Friday Flashback #9

Wednesday’s fatal accident between I-95 exits 18 and 17 closed the southbound highway for nearly 12 hours.

From 7 p.m. until 7 a.m. Thursday, vehicles crawled through Westport. It took almost an hour to get from the Sherwood Island Connector, down the Post Road and out Riverside Avenue.

Fortunately, it was nighttime. But that meant there were tons of trucks. Traffic was stop-and-go — mostly stop — all night long.

That was the scene nearly every day in the 1950s, until I-95 — then called the Connecticut Turnpike — opened. The Post Road was the only way for trucks to get from New York to Boston.

Newcomers have no idea how bad the traffic was. Oldtimers barely remember.

This week’s Friday Flashback shows a typical scene. It doesn’t look too bad — but it was.

bridge-grille-and-fairfield-furniture

Today the Fairfield Furniture Store is National Hall, with its 1st-floor Vespa restaurant. The Food Mart and Calise’s Wine & Liquors are gone. So — truly unfortunately — is Ye Olde Bridge Grille, one of Westport’s best dive bars.

The intersection of the Post Road, Wilton Road and Riverside Avenue is still bad. But can you imagine what it would be like without I-95, the highway we love to hate?

8 responses to “Friday Flashback #9

  1. Wilhelmina de Haas

    I95 is a very scary road. I live on Underhill Parkway just a few hundred feet from it. Where the poor truck driver’s cab tumbled down the embankment is right where I usually walk my dog. Thank God I wasn’t walking her that eve at that time, nor any of my many neighbors who walk along there. I saw pretty much the whole thing unfold – after the second explosion I ran outside with all my neighbors. Thank God everyone is safe – RIP to the innocent victim of this horrible accident. I’ll never walk along that embankment again.

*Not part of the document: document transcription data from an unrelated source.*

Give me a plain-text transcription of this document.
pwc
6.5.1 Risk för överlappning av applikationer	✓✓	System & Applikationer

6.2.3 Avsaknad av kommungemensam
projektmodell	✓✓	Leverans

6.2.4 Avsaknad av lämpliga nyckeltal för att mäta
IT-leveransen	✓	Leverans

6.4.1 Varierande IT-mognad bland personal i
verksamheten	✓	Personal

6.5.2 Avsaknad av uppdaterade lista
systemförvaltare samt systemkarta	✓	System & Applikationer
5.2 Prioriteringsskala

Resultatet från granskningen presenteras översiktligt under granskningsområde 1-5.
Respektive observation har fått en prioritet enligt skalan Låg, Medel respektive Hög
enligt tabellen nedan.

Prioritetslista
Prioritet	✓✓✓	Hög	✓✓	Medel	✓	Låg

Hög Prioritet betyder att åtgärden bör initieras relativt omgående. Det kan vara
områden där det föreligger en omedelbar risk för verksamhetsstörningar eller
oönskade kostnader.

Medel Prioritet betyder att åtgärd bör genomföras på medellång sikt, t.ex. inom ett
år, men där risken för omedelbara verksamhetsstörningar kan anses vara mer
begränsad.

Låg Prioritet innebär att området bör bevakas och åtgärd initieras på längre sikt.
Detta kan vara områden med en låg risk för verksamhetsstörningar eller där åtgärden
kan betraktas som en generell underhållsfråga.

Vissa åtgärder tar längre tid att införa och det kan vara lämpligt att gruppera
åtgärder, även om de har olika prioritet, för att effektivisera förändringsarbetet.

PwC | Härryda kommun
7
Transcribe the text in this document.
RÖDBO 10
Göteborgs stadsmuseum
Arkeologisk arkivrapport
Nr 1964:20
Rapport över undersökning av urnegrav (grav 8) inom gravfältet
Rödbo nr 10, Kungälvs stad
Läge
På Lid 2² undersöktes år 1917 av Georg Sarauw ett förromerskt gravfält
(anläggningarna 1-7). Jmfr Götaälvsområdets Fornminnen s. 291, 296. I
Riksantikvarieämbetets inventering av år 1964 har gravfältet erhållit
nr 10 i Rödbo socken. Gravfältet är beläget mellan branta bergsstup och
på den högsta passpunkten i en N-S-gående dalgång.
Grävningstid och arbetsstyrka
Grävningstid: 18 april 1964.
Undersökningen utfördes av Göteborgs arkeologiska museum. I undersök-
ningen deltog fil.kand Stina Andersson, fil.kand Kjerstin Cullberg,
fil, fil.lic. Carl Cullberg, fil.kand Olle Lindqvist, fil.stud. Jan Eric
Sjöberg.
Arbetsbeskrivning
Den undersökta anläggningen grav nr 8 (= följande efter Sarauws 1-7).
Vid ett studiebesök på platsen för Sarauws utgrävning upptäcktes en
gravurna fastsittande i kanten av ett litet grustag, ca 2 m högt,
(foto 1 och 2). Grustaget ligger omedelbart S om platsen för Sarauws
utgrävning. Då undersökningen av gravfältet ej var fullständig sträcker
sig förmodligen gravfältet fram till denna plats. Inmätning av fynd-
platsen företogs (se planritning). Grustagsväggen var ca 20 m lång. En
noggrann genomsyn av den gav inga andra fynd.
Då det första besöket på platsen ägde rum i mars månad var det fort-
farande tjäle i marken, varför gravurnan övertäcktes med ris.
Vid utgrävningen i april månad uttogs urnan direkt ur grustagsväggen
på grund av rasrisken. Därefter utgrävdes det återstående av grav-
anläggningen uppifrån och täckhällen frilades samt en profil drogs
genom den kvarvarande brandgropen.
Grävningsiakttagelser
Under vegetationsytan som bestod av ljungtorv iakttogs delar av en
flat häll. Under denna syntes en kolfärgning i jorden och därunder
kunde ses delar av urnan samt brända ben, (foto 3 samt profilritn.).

  2. I remember the trucks and traffic on the Post Road in the early 50’s ,I frequently rode my bike along with it. No matter how bad it was, it was never as bad as when the I-95 gets tied up now, or even the morning congestion traveling west on Post Road East. Where are all those cars going?? Also, the side roads were always ok…no bumper to bumper on Greens Farms Road and Bridge St. Aside from the Post Road, the heaviest traffic flows were when the evening trains came in and on Saturday home football game days!

  3. Love the picture of the sign of my Grandfather’s Liquor store. I remember the traffic and I also remember my father telling me how every morning he and my grandfather would drive down on the post road to the Fulton Fish Market to get fresh fish for the fish market that my Grandfather owned across the street. Of course that was in the 30’s and 40’s before he left for WW2. Nice memories…

  4. Kenny Montgomery had a first-half-of-the-20th-century “convenience store” on the northwest corner of South Compo and Bridge Street which was swallowed up and bridged-over by the construction of 95. The store featured cigarettes, candy, soda, some fresh (?) produce, etc. Kenny was a pleasant, sort of taciturn man, heavy even then and very nice to kids. . But the store was the dirtiest, most shabby and falling apart place you can imagine. I don’t think the wood floor was ever swept and the counter was scummy and sticky. To call the produce limp would have been a compliment. I can’t help but shudder when I think of it, especially in light of today’s health standards – how we all survived I’ll never know. (But then I had never even heard of the words “allergy” or “contamination” in those days either.) That didn’t stop any locals, including my family, from stopping by frequently on the way home or to and from the Beach.

    Kenny’s brother and mother had the store at Old Mill beach. It wasn’t much better. When Kenny was displaced by 95 he took over the Old Mill store – I never saw his mother or brother again. Sometime in about the 1960s,
    some health dept. or other town department must have gotten Kenny’s attention and the beach store reached a new bar of cleanliness.

    Kenny was a generous man and loved Westport. I believe that when he died he left a large amount of money to a local non-profit – the YMCA, I think.

  5. Ah, the Bridge Grille… so wonderfully grungy! Wasn’t it destroyed in a fire?

  6. The principle difference between the somewhat quaint image above and the astonishing scene that unfolded in Westport the other night after the tragic accident on I95 is the sheer size of today’s over the road trucks. At 11:00 pm in downtown Westport one could observe FedEx trucks (which had previously attempted to cross the Saugatuck Swing Bridge via Greens Farms Road) pulling double trailers, car carriers, massive bulk haulers that resembled rolling refineries – the biggest of the biggest. As this near seamless column of pantechnicons poured into my neighborhood, the sound of that much mass moving in tandem induced a kind of low grade panic. Just another reminder that we are a mouse sleeping next to an elephant.